In 5.7, explicit_defaults_for_timestamp is deprecated, and there are plans to remove explicit_defaults_for_timestamp in 5.8 and make the server behave as if explicit_defaults_for_timestamp=1.
So altogether this means that there is no way to transition from 5.5 to 5.8 for a chained replication using rolling upgrades, without risking that slaves diverge.
Note: this is really a Runtime bug, but most changes will have to appear in replication code, therefore setting category replication.
How to repeat:
-
Suggested fix:
In 5.7, make explicit_defaults_for_timestamp a dynamic variable. It should be settable only by SUPER, outside transactions, outside stored functions/triggers.
In 5.7, include the value of explicit_defaults_for_timestamp in Gtid_log_event. Make Gtid_log_event::do_apply_event() set the session value according to the value stored in the event, if the value is present in the event (if the value is not present, do not change explicit_defaults_for_timestamp). (A 5.6 server reading such an extended Gtid_log_event will silently skip the extra field, this is ok.)
In 5.7, make mysqlbinlog print SET @@SESSION.EXPLICIT_DEFAULTS_FOR_TIMESTAMP statements for Gtid_log_events that have the extra field. Make mysqlbinlog revert to the default value after each binlog.

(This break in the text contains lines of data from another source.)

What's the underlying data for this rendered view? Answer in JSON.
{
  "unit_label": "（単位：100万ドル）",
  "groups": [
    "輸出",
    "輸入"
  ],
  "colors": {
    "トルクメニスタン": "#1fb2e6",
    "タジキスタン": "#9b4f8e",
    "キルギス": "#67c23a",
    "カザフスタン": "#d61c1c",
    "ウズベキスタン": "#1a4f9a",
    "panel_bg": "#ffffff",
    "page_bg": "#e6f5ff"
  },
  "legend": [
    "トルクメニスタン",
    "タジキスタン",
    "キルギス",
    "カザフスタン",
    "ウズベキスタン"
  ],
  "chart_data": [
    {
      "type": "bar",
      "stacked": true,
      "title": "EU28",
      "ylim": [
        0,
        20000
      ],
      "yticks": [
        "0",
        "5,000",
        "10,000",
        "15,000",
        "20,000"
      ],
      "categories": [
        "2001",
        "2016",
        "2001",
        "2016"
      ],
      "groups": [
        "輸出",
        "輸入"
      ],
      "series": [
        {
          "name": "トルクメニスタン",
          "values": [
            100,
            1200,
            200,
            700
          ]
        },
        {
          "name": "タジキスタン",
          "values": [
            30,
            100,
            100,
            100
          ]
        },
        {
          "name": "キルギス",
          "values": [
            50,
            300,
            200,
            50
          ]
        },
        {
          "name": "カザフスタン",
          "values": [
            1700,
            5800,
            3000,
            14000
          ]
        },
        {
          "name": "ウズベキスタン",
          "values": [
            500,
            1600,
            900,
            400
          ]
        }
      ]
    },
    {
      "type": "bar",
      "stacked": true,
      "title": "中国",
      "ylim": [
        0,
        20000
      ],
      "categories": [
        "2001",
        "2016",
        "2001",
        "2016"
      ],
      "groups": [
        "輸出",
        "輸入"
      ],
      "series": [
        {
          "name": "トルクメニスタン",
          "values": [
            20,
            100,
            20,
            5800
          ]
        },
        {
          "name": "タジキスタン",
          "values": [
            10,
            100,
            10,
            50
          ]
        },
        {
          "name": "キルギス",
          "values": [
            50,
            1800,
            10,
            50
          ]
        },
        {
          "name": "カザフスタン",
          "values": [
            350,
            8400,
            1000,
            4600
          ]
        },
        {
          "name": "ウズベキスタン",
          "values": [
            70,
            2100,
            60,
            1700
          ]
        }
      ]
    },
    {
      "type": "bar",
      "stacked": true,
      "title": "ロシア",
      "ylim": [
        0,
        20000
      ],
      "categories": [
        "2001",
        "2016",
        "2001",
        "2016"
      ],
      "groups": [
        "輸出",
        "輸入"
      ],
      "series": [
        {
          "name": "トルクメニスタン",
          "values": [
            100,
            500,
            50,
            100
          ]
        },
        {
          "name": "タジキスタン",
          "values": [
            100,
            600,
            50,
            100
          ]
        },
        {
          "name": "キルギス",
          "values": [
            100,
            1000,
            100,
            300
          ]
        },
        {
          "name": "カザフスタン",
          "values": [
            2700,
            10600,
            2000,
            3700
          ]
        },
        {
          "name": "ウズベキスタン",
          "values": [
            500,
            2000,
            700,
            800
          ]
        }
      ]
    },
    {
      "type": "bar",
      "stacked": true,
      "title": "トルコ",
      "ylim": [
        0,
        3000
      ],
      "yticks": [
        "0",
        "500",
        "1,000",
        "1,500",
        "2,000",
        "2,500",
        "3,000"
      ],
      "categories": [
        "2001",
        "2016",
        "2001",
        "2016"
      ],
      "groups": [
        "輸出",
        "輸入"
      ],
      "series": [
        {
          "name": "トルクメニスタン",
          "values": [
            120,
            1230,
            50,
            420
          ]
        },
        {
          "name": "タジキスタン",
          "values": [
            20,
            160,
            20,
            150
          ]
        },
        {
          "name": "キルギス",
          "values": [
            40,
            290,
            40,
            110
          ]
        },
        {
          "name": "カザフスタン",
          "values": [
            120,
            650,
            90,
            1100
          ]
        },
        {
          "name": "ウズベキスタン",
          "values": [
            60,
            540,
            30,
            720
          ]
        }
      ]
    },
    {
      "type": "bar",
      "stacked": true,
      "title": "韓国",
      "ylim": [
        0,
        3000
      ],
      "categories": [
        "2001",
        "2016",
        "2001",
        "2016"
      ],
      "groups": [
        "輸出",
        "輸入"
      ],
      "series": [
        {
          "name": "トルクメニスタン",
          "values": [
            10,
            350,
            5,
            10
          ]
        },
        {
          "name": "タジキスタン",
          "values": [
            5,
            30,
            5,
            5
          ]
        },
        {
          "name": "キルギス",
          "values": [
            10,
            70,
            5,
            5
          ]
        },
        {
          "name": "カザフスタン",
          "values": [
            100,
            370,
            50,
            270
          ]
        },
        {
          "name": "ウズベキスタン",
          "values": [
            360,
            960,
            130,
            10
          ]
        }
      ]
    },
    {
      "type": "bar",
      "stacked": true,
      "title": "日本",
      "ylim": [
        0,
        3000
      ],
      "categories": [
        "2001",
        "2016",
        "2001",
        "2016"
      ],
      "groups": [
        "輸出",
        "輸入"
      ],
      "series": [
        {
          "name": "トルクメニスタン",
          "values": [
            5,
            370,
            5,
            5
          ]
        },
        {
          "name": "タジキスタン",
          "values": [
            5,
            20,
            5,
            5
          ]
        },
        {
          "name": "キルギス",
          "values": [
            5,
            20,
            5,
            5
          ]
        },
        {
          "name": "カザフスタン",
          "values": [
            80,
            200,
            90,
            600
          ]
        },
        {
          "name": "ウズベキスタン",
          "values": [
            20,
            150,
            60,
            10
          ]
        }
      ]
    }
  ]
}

Do not change the current behavior where it sets explicit_defaults_for_timestamp based on Format_description_log_event (note that subsequent Gtid_log_events having the extra field will override this). (But good if we fix BUG#20529891).
With these changes, it will be possible to transition from explicit_defaults_for_timestamp=0 to 1 in 5.7, so that a rolling upgrade from 5.7 to 5.8 will be possible.